Micro instances are also unsupported within a VPC, which is also a showstopper
for some.

------
simpleenigma
I recently launched a B2B platform that required a VPN connection to each of
my customers back end server running a proprietary software package on top of
MSSQL. In order for my app server to have access to the client MSSQL server
which was on a different computer than the VPN server itself I needed the
advanced routing on AWS VPC ...

EC2 was enough for me to prototype my system to get 2 clients on board, but I
needed VPC to accomplish the multiple VPN connections that I use ...

Also, my storage servers have no need to be addressable by my clients and/or
the Internet at large. So while I could have done that with security groups,
having them in a private subnet made things much easier ... and now I know
that from an IP level the file storage cannot be found from outside of my VPC.

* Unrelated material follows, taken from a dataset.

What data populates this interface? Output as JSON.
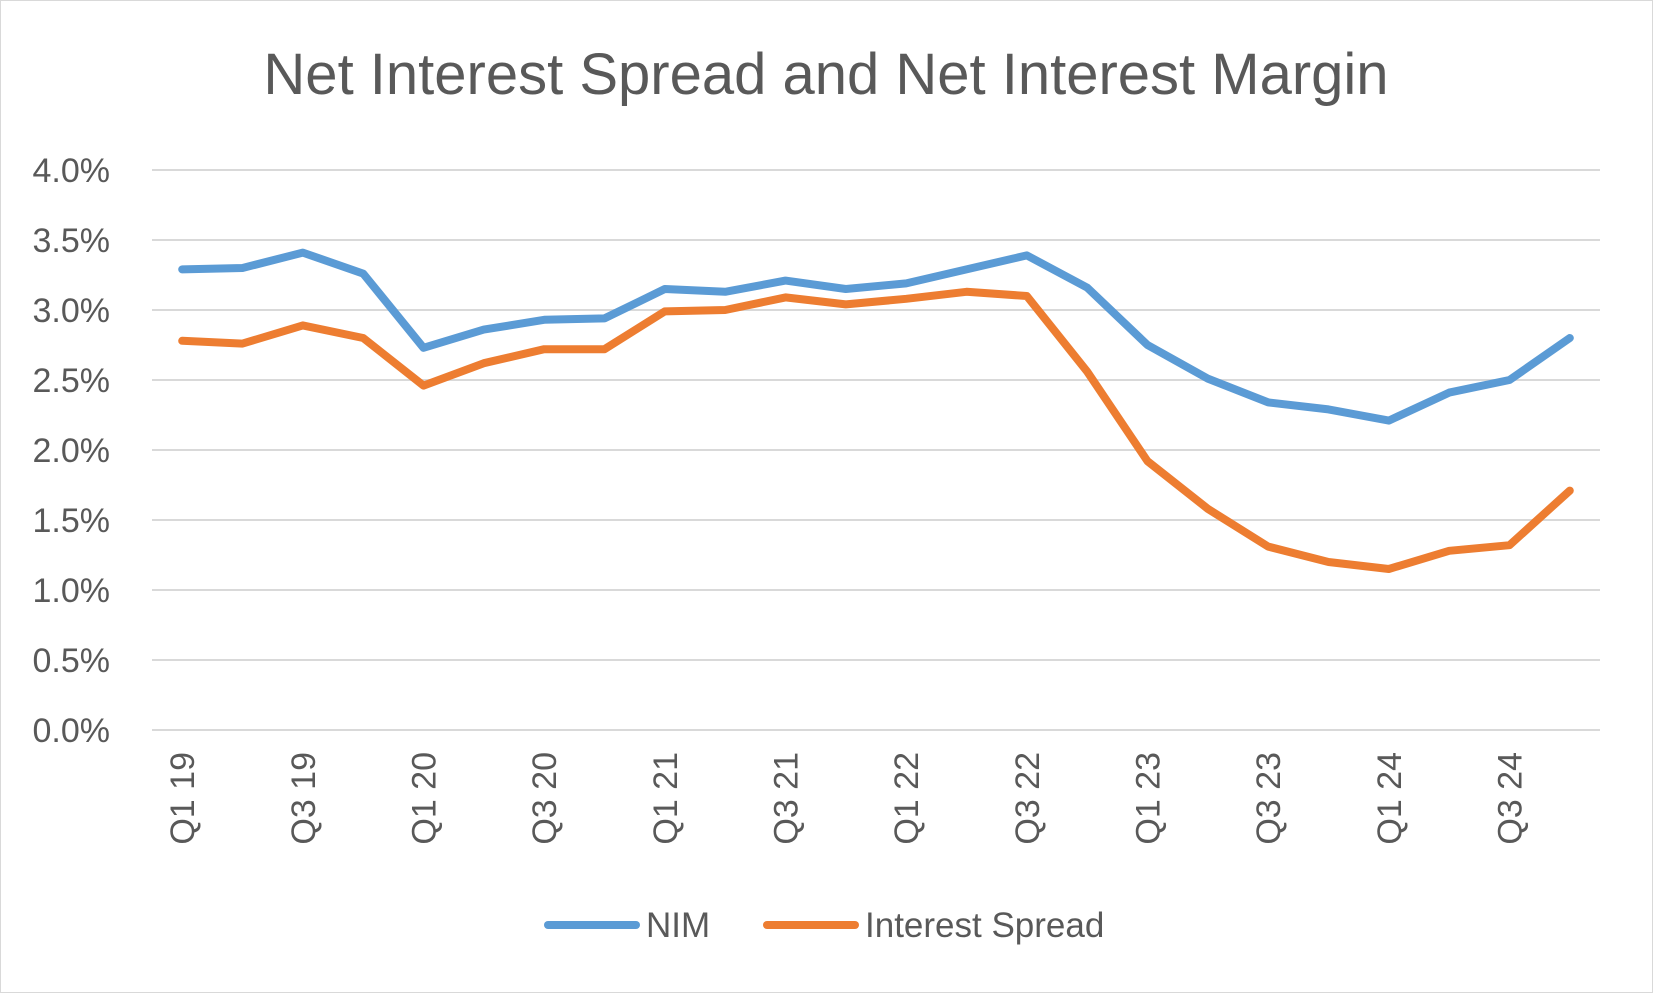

I'm sure if I sat down and thought about it I would come up with more ...

------
inopinatus
Every time I think of VPC I ponder the missing features and wish that Amazon
had made/will make a better job of building an ecosystem around AWS.

In particular, I would love to be able to create & sell managed loadbalancers,
accelerators, component applications etc as DevPay billable AMIs. But that's
not possible with VPC (and because I'm in Australia), so everyone using VPC
has to reinvent a whole bunch of wheels to use it. It's a reduction of value
all round.

So ingenious though the general concept of VPC is; two years on, it's still a
half-baked product with a high opportunity cost.

------
samlittlewood
Cripes - that's a lot of machinery - we simply use security groups as roles,
no iptables at all.

The only groups/roles that allow external access are:

    
    
      - proxy (80,443 /0)
      - extranet (80,443 office-ips/32)
      - admin (22 office-ips/32)
    

The rest of the security groups are set up appropriate to the roles eg: db
allows 3306 to app,extranet,...

instances can do discovery thru' the ec2 api - looke for a machine wit the
role they require.

Once an instance is booted and the packages are installed, it is maybe a
minute or less to availability.

------
gtaylor
It's very likely that the memcached instances that they found are companies
that were using IP blocks in security groups instead of other security group
IDs. This is their own fault.

------
rcrowley
VPC is definitely more like real hardware than EC2 but I take that as evidence
VPC is premature optimization rather than support for undertaking this sort of
migration.

------
Fingel
Last I checked, you could not use cluster compute instances within VPC. Nor
could you use the Elastic Load Balancer. Just be aware of what is supported
and what isn't.